Important:
This answer is based on tax law for the tax year ending 28 February 2020.
Answer:
The general principle is that donations are made out of after-tax amounts. Section 18A is an exception to this general rule and is quite specific with regard to who the donee must be. It includes certain public benefit organisations, approved by SARS, any institution, board or body contemplated in section 10(1)(cA)(i), 'specialized agencies', certain international organisations or any department of government of the Republic in the national, provincial or local sphere. It doesn’t include a natural person. It is also not the fact that the donee is approved by SARS as a public benefit organisation (and has the PBO reference number) that entitles a taxpayer to make a deduction. It is necessary that the entity “carries on in the Republic any public benefit activity contemplated in Part II of the Ninth Schedule” – the deduction is then given for those, but requires a receipt that complies with the legislation.

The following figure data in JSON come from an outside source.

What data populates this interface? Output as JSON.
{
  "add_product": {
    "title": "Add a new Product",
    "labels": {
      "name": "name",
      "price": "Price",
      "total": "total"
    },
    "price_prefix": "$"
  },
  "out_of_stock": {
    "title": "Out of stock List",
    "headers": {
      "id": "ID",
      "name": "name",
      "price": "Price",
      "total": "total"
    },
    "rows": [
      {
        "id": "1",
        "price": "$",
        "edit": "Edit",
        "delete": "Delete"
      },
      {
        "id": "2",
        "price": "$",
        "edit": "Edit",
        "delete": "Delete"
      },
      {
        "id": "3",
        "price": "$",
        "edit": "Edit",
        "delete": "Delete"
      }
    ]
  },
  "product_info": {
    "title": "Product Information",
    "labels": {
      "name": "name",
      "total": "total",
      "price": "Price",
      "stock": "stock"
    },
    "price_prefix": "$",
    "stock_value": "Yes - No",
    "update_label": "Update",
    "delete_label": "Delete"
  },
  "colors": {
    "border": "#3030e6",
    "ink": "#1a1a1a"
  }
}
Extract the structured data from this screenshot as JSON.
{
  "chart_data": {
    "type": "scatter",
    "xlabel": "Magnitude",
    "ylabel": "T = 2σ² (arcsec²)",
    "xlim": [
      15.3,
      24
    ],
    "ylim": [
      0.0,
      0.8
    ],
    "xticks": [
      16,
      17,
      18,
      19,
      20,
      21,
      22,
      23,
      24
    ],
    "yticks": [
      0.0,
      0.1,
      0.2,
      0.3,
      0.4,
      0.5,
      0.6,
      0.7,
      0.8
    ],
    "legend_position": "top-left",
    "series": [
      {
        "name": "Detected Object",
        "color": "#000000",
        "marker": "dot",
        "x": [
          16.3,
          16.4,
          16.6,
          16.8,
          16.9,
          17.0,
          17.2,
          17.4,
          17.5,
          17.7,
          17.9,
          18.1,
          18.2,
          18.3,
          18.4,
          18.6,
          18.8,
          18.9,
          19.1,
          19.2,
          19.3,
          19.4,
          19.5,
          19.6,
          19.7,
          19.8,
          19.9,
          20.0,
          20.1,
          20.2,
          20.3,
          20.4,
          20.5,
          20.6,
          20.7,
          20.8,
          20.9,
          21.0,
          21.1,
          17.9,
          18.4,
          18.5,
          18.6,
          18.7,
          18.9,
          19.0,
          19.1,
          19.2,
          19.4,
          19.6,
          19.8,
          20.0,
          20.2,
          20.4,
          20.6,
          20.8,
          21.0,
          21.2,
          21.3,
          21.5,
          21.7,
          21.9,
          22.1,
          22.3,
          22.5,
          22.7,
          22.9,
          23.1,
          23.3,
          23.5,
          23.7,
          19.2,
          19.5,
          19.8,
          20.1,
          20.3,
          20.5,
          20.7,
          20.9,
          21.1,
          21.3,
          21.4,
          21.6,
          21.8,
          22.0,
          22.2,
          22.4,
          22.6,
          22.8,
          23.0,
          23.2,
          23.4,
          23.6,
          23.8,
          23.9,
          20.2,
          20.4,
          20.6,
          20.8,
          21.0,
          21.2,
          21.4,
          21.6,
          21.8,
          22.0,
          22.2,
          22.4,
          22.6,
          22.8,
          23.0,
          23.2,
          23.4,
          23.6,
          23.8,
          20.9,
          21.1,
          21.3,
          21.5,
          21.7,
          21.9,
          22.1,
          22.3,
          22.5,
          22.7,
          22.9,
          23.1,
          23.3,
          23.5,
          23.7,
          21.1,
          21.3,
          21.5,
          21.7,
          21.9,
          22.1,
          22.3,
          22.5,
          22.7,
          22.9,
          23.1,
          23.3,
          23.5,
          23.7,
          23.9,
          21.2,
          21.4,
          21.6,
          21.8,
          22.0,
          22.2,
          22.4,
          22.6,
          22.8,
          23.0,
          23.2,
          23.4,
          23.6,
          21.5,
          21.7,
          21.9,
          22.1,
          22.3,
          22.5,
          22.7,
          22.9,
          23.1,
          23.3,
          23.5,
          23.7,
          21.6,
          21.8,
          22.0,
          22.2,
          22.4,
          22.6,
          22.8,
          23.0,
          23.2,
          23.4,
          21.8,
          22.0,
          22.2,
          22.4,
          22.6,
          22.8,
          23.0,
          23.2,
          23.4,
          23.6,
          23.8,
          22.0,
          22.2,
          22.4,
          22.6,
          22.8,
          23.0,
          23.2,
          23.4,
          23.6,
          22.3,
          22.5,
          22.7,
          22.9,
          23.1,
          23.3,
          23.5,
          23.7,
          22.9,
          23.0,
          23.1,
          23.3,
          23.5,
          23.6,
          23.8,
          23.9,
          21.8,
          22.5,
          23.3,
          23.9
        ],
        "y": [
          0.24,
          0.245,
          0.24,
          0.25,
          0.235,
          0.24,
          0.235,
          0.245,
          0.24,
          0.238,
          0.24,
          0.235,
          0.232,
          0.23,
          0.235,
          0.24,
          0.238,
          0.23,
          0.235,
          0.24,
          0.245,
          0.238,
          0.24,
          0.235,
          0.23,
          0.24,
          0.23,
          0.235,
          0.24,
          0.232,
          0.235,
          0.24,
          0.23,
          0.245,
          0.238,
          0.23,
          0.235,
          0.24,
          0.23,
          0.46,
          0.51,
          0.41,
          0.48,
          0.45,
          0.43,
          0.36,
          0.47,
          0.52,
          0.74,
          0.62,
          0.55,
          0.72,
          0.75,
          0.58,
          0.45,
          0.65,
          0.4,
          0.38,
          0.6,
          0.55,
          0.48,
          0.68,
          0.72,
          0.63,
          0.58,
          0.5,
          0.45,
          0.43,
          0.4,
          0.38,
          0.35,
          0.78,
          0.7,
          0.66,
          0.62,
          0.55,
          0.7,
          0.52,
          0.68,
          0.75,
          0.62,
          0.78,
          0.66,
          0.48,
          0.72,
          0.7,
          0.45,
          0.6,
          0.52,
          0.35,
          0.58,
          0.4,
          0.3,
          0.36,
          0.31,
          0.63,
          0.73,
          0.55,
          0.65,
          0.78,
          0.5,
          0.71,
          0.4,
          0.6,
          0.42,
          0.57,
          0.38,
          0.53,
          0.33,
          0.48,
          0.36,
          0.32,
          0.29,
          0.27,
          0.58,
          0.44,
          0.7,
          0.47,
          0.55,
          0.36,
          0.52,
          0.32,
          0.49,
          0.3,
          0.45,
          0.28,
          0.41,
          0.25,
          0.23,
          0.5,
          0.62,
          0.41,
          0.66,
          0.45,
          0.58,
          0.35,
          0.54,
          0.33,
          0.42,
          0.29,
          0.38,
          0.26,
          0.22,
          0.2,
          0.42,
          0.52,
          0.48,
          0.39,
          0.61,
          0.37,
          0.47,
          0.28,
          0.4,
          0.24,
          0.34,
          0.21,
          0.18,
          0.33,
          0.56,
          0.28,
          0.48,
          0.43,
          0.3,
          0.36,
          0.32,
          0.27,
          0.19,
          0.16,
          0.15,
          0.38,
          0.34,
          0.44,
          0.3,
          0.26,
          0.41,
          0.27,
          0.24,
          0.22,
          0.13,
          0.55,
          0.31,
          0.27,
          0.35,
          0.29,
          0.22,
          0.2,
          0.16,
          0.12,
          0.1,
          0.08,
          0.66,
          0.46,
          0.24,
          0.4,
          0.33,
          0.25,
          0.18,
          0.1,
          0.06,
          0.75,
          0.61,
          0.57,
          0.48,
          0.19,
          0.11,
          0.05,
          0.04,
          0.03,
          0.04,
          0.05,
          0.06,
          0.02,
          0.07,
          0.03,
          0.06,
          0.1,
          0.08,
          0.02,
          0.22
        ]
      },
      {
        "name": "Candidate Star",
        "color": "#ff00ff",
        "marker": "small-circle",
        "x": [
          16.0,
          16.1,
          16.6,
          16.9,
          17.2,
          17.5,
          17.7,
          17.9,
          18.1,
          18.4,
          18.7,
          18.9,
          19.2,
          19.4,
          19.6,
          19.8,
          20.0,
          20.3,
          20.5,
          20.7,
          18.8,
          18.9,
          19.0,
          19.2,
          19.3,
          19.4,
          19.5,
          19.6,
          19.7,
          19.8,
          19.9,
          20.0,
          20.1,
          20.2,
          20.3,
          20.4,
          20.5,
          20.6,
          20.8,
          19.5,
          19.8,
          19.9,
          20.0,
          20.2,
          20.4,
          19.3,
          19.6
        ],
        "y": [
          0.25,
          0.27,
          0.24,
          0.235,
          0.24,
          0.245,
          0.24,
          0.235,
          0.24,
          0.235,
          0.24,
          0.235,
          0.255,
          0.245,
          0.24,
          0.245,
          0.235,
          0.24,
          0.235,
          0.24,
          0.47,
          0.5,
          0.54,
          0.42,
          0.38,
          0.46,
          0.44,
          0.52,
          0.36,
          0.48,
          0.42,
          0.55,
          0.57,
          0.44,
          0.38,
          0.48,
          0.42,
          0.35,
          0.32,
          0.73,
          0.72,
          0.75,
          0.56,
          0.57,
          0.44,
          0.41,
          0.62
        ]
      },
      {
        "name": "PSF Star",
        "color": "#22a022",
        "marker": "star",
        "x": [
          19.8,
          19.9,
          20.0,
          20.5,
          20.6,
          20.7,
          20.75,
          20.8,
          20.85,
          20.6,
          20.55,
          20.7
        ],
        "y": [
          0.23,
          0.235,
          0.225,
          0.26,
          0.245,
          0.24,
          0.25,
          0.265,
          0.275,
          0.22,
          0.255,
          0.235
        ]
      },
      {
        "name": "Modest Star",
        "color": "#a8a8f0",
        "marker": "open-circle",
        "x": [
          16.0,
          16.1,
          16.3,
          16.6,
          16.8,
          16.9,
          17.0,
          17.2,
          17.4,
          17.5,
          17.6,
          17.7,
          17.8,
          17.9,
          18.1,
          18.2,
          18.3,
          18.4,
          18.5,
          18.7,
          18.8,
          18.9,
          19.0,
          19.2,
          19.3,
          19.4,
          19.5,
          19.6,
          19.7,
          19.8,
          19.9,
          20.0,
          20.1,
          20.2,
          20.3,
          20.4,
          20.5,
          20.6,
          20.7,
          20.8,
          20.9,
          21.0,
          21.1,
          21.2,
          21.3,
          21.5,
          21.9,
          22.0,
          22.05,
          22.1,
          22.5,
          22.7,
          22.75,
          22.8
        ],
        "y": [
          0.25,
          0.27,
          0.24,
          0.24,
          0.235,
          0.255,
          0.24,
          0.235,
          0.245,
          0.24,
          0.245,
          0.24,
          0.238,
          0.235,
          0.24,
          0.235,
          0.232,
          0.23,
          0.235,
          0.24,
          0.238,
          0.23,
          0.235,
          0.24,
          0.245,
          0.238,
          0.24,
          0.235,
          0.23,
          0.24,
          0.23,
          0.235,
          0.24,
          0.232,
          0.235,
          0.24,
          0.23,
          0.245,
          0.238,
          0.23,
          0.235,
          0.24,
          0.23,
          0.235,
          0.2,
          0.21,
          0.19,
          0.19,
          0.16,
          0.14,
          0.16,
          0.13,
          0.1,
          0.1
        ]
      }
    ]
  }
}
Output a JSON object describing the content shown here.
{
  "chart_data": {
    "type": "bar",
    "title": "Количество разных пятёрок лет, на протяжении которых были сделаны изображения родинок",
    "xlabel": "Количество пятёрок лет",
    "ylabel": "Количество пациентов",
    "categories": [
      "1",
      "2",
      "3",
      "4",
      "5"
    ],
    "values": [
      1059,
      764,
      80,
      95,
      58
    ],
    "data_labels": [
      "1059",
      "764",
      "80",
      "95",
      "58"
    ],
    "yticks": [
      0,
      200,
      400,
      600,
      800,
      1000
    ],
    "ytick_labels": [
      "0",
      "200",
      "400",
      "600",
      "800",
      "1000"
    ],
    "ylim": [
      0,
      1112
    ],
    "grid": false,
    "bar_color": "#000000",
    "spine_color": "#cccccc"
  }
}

The taxpayer will therefore not be able to deduct, from her income or taxable income, a donation made to a natural person, such as her son. SARS will certainly levy the understatement penalty if the amount is claimed as a deduction.
We are concerned about the statement that the ‘donation’ will be “returned … to her as a loan a month later …” This can mean that there was no intention to donate and that it was merely done to make use of the section 56(2)(b) amount. SARS may then act in terms of section 80B of the Income Tax Act.